Phased array antennas are particularly suitable for highly maneuverable carriers, such as aircraft with high-speed maneuvers. In addition, in low-orbit satellite communication systems, since low-orbit satellites move very fast and parabolic antennas have a long response time, it is difficult to track low-orbit satellites. Currently, low-orbit satellites all use phased array antennas. For example, the ground receiving antenna of the Starlink system is a phased array antenna, as shown in the following figure:
shortcoming
cost
If the same antenna gain is to be achieved, the cost of a phased array antenna will be much more expensive than a parabolic antenna.
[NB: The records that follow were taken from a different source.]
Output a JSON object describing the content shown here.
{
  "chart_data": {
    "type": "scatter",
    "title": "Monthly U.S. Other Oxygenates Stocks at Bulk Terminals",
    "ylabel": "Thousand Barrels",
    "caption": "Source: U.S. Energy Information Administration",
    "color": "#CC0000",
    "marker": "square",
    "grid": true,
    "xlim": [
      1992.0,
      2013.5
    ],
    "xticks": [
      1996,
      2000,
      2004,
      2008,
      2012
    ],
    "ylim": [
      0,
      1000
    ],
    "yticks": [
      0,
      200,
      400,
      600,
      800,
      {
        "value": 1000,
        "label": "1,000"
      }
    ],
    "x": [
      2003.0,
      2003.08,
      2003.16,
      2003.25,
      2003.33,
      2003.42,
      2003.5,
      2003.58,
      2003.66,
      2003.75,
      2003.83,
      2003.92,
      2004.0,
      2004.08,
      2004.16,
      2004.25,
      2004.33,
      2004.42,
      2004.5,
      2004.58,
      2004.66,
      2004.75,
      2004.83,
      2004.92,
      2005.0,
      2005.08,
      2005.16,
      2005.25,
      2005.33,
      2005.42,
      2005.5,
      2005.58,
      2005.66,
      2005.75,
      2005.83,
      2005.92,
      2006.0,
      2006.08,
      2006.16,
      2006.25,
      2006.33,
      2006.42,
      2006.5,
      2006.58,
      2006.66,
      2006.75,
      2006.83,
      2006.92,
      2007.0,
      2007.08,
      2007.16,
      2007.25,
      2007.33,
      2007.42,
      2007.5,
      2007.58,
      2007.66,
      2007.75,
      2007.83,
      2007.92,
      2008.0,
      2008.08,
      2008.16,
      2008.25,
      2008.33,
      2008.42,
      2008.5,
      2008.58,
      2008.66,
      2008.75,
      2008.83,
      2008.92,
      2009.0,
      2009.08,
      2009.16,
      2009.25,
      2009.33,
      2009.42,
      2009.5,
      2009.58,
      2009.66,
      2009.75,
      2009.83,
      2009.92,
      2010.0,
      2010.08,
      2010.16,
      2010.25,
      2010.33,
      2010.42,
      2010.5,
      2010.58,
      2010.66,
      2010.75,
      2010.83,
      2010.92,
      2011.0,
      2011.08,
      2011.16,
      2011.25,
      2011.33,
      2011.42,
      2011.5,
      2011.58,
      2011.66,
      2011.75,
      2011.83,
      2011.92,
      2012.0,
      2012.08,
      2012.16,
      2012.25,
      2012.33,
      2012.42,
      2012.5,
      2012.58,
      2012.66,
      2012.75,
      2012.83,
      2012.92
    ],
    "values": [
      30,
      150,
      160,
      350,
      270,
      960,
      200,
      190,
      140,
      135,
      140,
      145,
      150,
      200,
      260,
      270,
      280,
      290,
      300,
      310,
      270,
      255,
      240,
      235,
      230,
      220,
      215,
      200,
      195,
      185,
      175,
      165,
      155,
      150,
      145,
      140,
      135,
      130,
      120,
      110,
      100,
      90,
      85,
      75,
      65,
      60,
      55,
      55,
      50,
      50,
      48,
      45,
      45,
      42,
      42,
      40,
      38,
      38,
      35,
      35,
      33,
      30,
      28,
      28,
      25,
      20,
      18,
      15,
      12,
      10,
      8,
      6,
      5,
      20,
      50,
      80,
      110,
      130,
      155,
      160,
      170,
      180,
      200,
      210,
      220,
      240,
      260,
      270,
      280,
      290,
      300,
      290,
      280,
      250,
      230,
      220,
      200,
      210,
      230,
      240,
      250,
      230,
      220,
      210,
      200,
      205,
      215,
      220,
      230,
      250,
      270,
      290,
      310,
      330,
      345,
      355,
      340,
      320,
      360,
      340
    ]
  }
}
Effects of low elevation angles
Phased array antennas have a characteristic: the gain in the antenna normal direction (that is, the direction perpendicular to the antenna surface) is the highest, and as the incident angle increases from the normal direction, the gain decreases. If the satellite is directly above the antenna, the satellite incident signal is consistent with the antenna normal, and the gain of the phased array antenna is the highest. If the satellite is not directly above the antenna, and the satellite incident signal deviates from the antenna normal at an angle, the gain of the phased array antenna decreases, and the greater the angle deviation, the lower the gain of the antenna. The angular deviation between the satellite incident signal and the antenna normal is called the "off-axis angle" in the industry.
When the off-axis angle is equal to 60 degrees, the antenna gain of the signal incident from this angle will be reduced by 4dB relative to the normal gain. This is a characteristic of the phased array antenna itself and cannot be overcome.
Let's take a high-orbit satellite as an example. If the phased array antenna is near the equator, the off-axis angle between the satellite and the antenna normal is small, and the antenna gain is high. As the latitude increases, the off-axis angle between the satellite and the antenna normal becomes larger and larger, and the antenna gain becomes smaller and smaller. Therefore, the use of phased array antennas is subject to certain restrictions in high-latitude areas.
Therefore, when using phased array antennas, we need to calculate the off-axis angle of the phased array antenna based on the area used by the user, and then estimate the reduction in antenna gain based on the off-axis angle, leaving enough margin when making the satellite communication link budget.